Monday, September 19, 2005

The reason I didn't go to karaoke last night.

I had a job interview today. I didn't tell many people because I 100% totally, absolutely didn't want the job. I guess the company found my resume on Monster, but I have no clue what their search terms were. The other people called in for the interviews seemed very different than me. One woman kept checking her cellphone during the presentation. One guy was wearing jeans and a t-shirt. And 2 people could barely speak English. Man, that made me feel great, like, these are my peers? Bring back the ennui.
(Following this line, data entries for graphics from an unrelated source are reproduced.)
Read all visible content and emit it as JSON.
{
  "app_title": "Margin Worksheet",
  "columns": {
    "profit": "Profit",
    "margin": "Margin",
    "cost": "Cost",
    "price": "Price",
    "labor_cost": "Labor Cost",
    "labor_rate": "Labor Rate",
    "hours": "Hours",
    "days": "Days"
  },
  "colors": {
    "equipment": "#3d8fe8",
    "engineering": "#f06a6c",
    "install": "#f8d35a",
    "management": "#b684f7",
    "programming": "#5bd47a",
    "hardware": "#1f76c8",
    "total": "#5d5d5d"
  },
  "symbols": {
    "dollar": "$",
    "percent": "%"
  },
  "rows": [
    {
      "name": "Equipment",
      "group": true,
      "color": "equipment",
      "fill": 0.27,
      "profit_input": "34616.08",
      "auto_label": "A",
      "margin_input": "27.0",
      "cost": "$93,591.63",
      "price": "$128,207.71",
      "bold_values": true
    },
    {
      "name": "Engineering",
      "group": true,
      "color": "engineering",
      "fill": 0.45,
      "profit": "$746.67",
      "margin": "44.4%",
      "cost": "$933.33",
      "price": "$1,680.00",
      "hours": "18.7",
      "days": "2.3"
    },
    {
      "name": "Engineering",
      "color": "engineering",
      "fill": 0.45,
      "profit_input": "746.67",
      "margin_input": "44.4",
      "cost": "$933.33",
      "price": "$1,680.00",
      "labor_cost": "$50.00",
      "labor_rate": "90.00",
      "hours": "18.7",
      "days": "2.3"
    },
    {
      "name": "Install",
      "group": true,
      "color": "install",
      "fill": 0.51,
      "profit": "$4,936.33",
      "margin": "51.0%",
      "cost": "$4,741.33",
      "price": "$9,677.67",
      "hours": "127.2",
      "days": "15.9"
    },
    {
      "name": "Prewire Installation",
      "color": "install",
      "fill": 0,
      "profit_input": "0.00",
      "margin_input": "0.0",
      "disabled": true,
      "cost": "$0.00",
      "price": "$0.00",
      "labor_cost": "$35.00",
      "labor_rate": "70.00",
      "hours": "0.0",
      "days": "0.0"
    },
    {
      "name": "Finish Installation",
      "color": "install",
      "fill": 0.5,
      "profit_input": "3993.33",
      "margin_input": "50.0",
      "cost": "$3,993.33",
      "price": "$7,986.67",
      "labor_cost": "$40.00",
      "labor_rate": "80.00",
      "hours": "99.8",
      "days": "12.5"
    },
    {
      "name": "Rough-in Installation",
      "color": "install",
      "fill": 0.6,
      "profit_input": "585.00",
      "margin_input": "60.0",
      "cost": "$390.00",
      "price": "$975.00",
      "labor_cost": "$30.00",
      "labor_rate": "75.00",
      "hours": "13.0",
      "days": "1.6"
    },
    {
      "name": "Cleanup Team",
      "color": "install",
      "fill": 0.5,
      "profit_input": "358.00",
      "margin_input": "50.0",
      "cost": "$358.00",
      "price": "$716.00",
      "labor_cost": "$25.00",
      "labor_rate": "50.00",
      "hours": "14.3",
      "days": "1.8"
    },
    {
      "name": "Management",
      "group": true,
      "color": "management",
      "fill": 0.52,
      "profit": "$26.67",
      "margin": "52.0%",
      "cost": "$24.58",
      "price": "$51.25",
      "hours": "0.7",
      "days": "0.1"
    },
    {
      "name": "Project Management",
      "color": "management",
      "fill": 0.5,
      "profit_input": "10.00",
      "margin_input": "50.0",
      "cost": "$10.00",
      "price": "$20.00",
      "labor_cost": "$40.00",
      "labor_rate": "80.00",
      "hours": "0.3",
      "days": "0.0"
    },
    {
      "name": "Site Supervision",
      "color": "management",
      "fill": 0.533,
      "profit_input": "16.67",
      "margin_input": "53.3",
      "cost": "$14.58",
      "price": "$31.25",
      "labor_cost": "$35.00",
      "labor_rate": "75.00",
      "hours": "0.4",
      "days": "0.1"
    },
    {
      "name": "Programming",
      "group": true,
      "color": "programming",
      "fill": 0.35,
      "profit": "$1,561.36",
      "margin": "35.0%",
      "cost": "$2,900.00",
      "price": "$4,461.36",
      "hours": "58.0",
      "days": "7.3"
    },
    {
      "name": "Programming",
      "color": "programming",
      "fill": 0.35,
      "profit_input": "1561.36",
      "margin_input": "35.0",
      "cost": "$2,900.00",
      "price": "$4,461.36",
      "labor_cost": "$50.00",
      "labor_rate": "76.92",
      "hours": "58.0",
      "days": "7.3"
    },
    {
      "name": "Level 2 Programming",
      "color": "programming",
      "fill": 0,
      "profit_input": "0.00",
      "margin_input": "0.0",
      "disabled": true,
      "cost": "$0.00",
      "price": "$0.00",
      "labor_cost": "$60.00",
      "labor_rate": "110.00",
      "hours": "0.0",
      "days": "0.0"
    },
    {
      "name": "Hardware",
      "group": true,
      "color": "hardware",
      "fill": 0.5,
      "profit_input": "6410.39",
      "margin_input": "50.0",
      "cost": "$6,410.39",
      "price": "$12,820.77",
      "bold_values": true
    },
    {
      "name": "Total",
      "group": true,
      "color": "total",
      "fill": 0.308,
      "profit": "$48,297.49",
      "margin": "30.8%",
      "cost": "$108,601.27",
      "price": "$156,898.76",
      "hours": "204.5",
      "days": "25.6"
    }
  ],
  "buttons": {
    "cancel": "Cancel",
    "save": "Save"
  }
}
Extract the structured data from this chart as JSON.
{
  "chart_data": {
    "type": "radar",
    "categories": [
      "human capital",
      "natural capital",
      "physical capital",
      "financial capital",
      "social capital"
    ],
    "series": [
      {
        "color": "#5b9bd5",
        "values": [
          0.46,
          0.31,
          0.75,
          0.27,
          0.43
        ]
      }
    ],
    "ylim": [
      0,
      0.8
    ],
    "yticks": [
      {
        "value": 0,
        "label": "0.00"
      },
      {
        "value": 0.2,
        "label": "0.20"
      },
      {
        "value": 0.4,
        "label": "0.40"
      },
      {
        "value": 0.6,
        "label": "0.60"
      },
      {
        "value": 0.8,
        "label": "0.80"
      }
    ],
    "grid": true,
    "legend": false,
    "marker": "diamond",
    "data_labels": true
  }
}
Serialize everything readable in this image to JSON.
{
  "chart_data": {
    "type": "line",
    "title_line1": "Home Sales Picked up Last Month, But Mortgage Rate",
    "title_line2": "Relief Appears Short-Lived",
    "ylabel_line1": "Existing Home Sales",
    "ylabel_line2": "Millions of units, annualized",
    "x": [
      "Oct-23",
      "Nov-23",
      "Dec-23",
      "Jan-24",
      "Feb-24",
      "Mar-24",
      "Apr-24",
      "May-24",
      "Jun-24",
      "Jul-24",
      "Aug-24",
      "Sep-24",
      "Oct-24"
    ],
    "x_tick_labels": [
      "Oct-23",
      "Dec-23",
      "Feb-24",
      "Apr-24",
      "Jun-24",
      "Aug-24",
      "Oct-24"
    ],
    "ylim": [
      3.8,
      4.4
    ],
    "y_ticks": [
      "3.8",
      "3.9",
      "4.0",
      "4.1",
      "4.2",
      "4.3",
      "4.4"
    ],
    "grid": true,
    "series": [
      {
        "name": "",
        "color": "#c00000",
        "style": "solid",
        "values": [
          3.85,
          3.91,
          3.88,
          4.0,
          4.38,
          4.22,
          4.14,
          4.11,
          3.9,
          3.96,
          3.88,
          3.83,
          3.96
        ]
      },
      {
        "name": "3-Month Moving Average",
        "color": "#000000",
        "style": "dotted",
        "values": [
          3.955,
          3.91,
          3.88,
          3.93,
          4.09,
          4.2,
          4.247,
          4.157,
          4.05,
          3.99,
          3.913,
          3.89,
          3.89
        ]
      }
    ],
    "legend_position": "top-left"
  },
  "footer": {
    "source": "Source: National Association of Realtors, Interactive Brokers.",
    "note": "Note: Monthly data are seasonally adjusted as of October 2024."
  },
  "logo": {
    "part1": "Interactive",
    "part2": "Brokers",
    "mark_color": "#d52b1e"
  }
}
So I think my suited appearance and semi-articulate use of workplace cliches ("teamwork," "flexibility under pressure," etc) in the screening interview must have made some kind of impression, because during the presentation (in which they explained what the job would actually be like) the recruiter kept using me as the "good" example ("Katherine, let's say you're the CEO of this union...") and she'd use other people as "bad" examples ("Kirk, let's say you died. How would your wife handle your funeral costs?").

Anyway, I knew the job wasn't for me when I took the "candidate assessment test" (basically, the "are you a psycho?" personality test) and there was a question, "My number one goal is to be rich." So, I circled "disagree," and then the first thing the recruiter said in the presentation was, "This is a job for people who want to earn a LOT of money!"

And finally, here's another ego-boosting fact from the company website: "[The company] holds the philosophy that we don't need to start with the best people to end up with the best."

Gee, thanks.


Anonymous Rotorglow said...

Maybe their Monster search terms were "poor fit with company goals" and "ennui"?

And what, pray, is the question that follows "Katherine, let's say your the CEO of this union..."? That musta been a doozy.

11:03 PM  
Blogger winnekat said...

Ha ha! Yes, those MUST have been the search terms.

So...this was a company that sold "financial services" to members of unions. The question following would generally be something like, "what percentage of your members would you expect to ask for help with financial services?"

But poor Kirk--if he didn't have said financial services to help fund his funeral, his wife was screwed.